BitTorrent - Recource hog?

I’ve noticed that BT uses 90% - 99% of the cpu time. Why?
What’s in it that needs so much processing power?
The version I’m using is Shadow’s experimental. I tried Bram Cohen’s own original version, but that also used up all my free RAM so I ditched it (and made me think badly about Steam).
Does anybody know a better BT version?

I really like G3 Torrent.

That’s strange.

The only one that I know of that really takes a lot of resources is the Java-based Azureus.

G3’s pretty nice.

It gets like this after BT is working for some time, and everything locks up. I don’t know much about operating systems, but isn’t Windows supposed to stop applications from taking over the cpu?

Looks like there’s some kind of problem with that application. Switch to another bittorrent app. I like Another Bittorrent Client (ABC) myself. It’s compact, doesn’t use many system resources, and it’s simple.

Another vote for ABC. I really like the ability to restart torrents after a reboot by simply starting the ABC window back up. I also like the little “keep uploading until XX% ratio reached” feature as well.

Yeah, some versions of the old experimental BT client were buggy.

You should be using BitTornado instead. That’s what the experimental client has morphed into. It has everything you liked about the old client, but uses less CPU and has allocates disk space faster.

I really like Azureus for a bit torrent app.

So I installed ABC and it has the same problem. It’s not so annoying because I just leave it working while I’m away, but I’m still curious as to why it happens at all.

yoav, what kind of computer do you have? how fast is the cpu, how much ram do you have?

Maybe your hard drive isn’t running in DMA mode.

I had the same problem with my setup. It might be caused by your router not being able to support the default number of connections that BitTorrent uses.

By default it uses 60+ connections, I think. Try turning the number of connections in use to 20 or 30 and see if it still happens.

My specs:
PIII 1000
(I don’t know if this is relevant: 20GB HD)

How do I find out what mode the HD is running?

Right click on My computer, click over the hardware tab and click device manager.

Expand ‘IDE Controllers’ and right click to get properties.

under advanced settings current transfer mode should be "ultra dma mode’.

Not having this enabled means the computer uses tons of cpu cycles every time it writes/reads from the disk.

There are 3 items under IDE controllers:

  1. intel ‘somthing’ bus master ide controller - no advanced tab here.

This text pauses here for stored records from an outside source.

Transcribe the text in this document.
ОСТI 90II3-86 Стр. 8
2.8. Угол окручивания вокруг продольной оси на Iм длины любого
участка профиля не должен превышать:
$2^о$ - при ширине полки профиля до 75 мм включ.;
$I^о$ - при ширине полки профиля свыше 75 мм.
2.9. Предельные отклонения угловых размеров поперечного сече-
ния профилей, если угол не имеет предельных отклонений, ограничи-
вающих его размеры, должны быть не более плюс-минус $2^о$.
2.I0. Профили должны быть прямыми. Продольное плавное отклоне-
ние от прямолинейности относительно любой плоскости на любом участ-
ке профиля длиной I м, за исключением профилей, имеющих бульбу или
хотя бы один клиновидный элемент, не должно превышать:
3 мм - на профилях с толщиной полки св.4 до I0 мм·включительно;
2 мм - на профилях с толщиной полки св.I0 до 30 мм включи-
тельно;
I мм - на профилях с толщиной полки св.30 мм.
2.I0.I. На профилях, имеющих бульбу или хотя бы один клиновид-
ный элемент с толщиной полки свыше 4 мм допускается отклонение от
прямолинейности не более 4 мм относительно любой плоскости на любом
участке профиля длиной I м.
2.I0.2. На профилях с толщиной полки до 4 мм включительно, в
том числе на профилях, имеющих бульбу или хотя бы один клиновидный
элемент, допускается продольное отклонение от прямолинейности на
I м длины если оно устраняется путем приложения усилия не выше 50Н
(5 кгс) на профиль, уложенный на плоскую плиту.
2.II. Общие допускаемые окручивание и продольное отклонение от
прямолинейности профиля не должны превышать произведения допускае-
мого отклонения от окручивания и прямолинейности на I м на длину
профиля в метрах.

  2. primary IDE channel -
    device 0 current transfer mode - ultra dma mode5
    device 1 current transfer mode - ultra dma mode2

  3. secondary IDE channel -
    device 0 current transfer mode - ultra dma mode4
    device 1 current transfer mode - multi-word dma mode2

That seems to do the trick. ABC now content using about 10% of the CPU time which is OK with me. Thanks.

I vote for Azureus as well. It’s the only UPNP supporting application that works properly with my firewall (ie it doesn’t rely on Windows API).

I have an older ‘experimental’ version that allows for setting the upload rate and # of clients to upload to. The wierd thing is that it does nothing to the download rate. It’s not unusual for me to set it to the weakest dial up settings, using maybe 2k upstream while pulling 200+k downstream. I realize that goes against the point of bit-torrent, but whatever works.

It doesn’t matter what your upstream or downstream is at. What’s important is that you eventually upload as much as you download. I’ll have torrents at 5k upstream, but I’ll just leave them open for a couple days until the ratio hits 1:1.

But, if you’re saying that you download 350MB of stuff and close the window having only uploaded about 2MB back to other peers…

[puts a flaming bag of crap outside your door and knocks]

That’s one thing I like about the ABC client, in that you can configure it to automatically continue sharing a torrent until you’ve uploaded a certain ratio percentages, which I usually leave to 125%.